Papst spricht Katholiken in Aserbaidschan Mut zu

"Kleine, aber kostbare Herde"

Papst Franziskus hat auf seiner zweiten Station der Kaukasus-Reise den wenigen Katholiken im muslimisch geprägten Aserbaidschan Mut zugesprochen. In der Hauptstadt Baku feierte er am Sonntagmorgen eine Messe.

Papst Franziskus in Aserbaidschan / © Paul Haring (KNA)
Papst Franziskus in Aserbaidschan / © Paul Haring ( KNA )

Sie seien eine "kleine, in den Augen Gottes ganz kostbare Herde", sagte er den versammelten Teilnehmern. Zugleich ermahnte der Papst die Katholiken zu Verbundenheit untereinander. "Der Herr, der die Harmonie in der Unterschiedlichkeit schafft, wird euch beschützen", sagte Franziskus.

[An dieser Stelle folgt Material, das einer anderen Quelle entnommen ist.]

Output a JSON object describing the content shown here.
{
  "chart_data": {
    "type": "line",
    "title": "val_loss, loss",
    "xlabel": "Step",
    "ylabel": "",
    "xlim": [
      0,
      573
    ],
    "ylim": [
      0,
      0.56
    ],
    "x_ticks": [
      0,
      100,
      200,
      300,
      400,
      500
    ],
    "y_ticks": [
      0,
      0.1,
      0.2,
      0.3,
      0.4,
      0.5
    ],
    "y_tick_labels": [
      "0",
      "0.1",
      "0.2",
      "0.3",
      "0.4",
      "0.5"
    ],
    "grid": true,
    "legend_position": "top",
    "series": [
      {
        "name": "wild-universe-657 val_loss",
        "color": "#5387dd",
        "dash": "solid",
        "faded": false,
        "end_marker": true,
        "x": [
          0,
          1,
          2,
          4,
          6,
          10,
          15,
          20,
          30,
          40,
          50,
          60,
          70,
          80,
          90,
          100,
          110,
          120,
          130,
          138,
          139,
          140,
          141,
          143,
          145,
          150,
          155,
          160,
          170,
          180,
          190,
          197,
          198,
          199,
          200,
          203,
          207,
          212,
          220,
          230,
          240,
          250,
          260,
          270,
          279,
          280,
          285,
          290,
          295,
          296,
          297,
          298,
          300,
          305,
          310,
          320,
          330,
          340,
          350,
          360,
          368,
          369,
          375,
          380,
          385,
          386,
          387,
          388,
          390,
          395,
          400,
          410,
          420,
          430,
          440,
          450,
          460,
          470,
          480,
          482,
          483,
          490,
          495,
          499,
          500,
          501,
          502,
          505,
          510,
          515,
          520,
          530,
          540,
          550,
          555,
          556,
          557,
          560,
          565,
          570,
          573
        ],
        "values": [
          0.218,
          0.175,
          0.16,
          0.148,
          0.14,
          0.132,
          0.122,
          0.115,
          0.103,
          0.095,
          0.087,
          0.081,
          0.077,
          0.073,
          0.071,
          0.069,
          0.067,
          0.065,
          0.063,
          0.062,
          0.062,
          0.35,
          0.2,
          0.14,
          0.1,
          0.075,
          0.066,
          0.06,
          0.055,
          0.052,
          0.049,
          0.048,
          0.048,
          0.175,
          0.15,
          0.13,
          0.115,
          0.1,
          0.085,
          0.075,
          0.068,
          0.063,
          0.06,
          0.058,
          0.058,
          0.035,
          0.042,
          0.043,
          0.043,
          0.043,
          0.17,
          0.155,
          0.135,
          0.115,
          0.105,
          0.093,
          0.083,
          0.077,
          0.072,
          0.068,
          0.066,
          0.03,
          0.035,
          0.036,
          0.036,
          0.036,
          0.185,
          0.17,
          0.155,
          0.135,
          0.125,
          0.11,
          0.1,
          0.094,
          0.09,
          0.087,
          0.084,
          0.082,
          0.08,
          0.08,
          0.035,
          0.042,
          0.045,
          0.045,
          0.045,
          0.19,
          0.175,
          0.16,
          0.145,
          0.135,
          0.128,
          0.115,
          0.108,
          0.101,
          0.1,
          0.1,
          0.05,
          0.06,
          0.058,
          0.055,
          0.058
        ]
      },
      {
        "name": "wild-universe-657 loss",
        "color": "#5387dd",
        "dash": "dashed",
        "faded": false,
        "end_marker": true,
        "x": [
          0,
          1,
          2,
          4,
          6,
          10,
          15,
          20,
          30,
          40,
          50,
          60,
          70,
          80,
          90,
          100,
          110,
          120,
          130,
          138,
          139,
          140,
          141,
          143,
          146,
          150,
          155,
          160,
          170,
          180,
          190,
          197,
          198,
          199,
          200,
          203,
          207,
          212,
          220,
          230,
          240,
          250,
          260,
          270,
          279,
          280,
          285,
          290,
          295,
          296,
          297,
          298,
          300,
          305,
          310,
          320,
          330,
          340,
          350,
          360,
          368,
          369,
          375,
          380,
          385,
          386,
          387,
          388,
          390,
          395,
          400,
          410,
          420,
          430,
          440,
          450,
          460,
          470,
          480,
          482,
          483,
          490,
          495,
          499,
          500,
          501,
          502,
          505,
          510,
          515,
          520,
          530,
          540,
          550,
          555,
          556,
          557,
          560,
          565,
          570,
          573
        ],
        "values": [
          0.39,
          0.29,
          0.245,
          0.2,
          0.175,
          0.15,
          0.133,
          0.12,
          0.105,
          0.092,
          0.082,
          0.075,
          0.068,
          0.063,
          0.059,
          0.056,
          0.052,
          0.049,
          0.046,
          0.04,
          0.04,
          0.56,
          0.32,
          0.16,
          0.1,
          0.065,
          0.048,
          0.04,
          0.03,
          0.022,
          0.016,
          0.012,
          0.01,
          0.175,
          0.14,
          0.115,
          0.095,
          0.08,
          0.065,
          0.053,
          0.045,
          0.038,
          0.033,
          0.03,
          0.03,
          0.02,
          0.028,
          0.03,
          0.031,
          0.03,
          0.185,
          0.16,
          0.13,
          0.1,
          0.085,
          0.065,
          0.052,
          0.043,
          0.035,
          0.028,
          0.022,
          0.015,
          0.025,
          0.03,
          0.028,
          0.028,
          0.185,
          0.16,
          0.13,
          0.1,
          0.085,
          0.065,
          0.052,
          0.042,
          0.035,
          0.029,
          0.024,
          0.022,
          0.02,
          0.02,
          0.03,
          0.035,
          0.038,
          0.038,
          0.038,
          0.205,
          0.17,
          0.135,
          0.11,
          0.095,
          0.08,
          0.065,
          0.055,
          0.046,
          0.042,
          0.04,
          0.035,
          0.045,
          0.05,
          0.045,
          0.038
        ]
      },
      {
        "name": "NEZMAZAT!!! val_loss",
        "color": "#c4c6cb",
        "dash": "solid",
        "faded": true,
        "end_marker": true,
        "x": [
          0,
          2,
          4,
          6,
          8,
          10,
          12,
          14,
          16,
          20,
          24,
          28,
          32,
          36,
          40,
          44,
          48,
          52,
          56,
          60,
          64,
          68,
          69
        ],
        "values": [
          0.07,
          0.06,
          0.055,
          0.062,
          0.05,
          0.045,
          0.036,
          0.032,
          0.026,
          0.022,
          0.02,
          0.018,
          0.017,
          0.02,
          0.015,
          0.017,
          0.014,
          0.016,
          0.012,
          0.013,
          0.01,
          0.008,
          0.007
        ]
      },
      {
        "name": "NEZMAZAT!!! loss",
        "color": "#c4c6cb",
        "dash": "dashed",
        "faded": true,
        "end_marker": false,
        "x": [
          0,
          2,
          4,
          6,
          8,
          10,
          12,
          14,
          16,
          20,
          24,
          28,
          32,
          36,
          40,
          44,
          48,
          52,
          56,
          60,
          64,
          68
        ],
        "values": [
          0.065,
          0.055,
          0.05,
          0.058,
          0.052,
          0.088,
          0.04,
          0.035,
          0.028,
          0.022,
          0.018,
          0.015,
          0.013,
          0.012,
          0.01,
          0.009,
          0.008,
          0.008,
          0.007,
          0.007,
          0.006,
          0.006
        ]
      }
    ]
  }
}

An der Messe im katholischen Seelsorgezentrum nahmen rund 300 Gläubige teil, hauptsächlich in Aserbaidschan berufstätige Ausländer und deren Familien. Mit Rücksicht auf die internationale Zusammensetzung sprach Franziskus weite Teile der Messtexte auf Englisch. Die gesamte katholische Gemeinde zählt nach Kirchenangaben 300 bis 400 Personen. Von den 9,9 Millionen Einwohnern Aserbaidschans sind nach unterschiedlichen Angaben 88 bis 96 Prozent Muslime, die überragende Mehrzahl Schiiten.

Glaube als Geschenk

Franziskus betonte, Glaube und Dienst für andere seien im Christentum nicht zu trennen. Glaube sei weder eine magische Kraft oder eine "Supermacht, die zur Lösung unserer Probleme dient", noch eine Tröstung für "ein bisschen Frieden im Herzen". Glaube sei ein Geschenk, "das nur Frucht bringt, wenn wir unseren Teil tun". Dazu gehöre Gebet wie auch konkrete Nächstenliebe und gesellschaftliches Engagement.

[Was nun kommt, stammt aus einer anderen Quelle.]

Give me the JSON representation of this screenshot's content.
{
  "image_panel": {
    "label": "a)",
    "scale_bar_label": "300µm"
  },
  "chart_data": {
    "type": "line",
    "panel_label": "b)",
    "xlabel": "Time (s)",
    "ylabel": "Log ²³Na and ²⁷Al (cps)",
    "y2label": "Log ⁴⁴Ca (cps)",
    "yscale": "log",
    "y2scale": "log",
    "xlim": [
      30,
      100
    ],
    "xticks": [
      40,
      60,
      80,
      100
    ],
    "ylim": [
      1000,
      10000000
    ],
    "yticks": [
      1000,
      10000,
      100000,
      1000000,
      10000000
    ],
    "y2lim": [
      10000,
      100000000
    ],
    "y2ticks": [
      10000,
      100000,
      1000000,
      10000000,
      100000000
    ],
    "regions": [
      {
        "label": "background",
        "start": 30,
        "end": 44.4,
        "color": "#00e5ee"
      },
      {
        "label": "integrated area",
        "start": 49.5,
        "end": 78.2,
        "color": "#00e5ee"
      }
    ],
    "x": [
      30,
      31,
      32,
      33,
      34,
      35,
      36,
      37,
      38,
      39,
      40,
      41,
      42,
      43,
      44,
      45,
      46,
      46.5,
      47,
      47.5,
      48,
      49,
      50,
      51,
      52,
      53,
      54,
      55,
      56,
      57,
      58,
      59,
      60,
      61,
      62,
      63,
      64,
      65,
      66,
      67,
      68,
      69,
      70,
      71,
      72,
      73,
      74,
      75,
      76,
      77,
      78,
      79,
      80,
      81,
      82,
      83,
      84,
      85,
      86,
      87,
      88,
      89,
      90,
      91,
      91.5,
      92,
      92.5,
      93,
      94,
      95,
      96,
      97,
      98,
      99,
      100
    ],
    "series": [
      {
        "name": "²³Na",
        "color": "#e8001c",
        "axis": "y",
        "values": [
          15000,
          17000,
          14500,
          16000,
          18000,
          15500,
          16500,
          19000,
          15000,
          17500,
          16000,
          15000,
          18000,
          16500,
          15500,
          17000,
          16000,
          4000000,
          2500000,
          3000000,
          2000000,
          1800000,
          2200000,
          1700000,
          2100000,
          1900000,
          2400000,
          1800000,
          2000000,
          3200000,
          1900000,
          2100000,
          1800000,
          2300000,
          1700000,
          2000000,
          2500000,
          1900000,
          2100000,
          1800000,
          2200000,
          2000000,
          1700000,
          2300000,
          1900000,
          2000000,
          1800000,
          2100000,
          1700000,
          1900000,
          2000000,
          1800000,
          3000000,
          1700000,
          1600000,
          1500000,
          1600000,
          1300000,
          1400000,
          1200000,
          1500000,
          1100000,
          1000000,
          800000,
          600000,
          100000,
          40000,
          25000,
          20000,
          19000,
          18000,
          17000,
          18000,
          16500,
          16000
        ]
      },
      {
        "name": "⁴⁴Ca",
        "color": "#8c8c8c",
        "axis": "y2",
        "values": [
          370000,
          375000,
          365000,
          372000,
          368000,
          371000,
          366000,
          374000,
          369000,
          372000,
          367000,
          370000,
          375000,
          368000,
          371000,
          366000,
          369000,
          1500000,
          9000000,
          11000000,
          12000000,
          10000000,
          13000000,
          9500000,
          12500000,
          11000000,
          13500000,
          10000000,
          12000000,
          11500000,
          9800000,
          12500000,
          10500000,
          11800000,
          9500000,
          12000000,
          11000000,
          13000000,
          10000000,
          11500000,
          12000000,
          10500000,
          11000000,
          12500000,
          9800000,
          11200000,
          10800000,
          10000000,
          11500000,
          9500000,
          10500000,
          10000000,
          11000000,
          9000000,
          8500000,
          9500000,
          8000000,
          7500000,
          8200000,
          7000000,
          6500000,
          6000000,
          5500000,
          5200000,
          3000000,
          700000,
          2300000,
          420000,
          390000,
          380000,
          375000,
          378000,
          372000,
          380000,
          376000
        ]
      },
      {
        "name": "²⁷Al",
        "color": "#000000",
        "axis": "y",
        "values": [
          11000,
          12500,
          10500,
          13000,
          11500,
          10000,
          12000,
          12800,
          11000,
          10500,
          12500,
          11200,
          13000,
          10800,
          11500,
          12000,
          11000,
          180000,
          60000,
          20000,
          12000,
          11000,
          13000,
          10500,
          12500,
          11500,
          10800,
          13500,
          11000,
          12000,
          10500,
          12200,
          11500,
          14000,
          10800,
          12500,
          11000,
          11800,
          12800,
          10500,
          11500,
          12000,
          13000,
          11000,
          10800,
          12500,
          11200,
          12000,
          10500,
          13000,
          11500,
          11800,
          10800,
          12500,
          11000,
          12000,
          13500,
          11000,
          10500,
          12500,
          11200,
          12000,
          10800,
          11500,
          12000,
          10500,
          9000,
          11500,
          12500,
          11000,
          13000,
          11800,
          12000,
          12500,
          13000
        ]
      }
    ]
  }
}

Die Katholiken in Aserbaidschan hat Papst Franziskus auch bei seinem Mittagsgebet trotz ihrer verschwindend geringen Zahl dazu ermutigt, nicht aufzugeben.

"Nur Mut, vorwärts, ohne Angst", rief er den Versammelten beim Angelus-Gebet in der katholischen Kirche in der Hauptstadt Baku zu. Ihr Glaube habe "nach den Jahren der Verfolgung Wunder gewirkt", sagte Franziskus mit Blick auf die Sowjet-Ära, während der die Katholiken rund 60 Jahre weder eine eigene Kirche noch Seelsorger hatten. Auch damals seien viele Christen "in den Widrigkeiten treugeblieben". Nach Vatikan-Angaben beträgt die Zahl der Katholiken in Aserbaidschan insgesamt nur knapp 600 Personen, von denen 300 bis 400 die katholische Gemeinde in Baku bilden.

Vergleich mit Jüngern an Pfingsten

In einem spontanen Einschub rechtfertigte Franziskus seine weite Reise in das Land mit der kleinen christlichen Minderheit. Er verglich die internationale, hauptsächlich aus ausländischen Berufstätigen bestehende Gemeinschaft mit den Jüngern im Abendmahlssaal an Pfingsten. Der Papst scherzte, mit seinem Besuch verliere er ebenso seine Zeit "wie sie der Heilige Geist damals verloren hat". Franziskus fügte hinzu: "Auch er ist aus dem Himmel in eine kleine Gemeinschaft am Rand gekommen."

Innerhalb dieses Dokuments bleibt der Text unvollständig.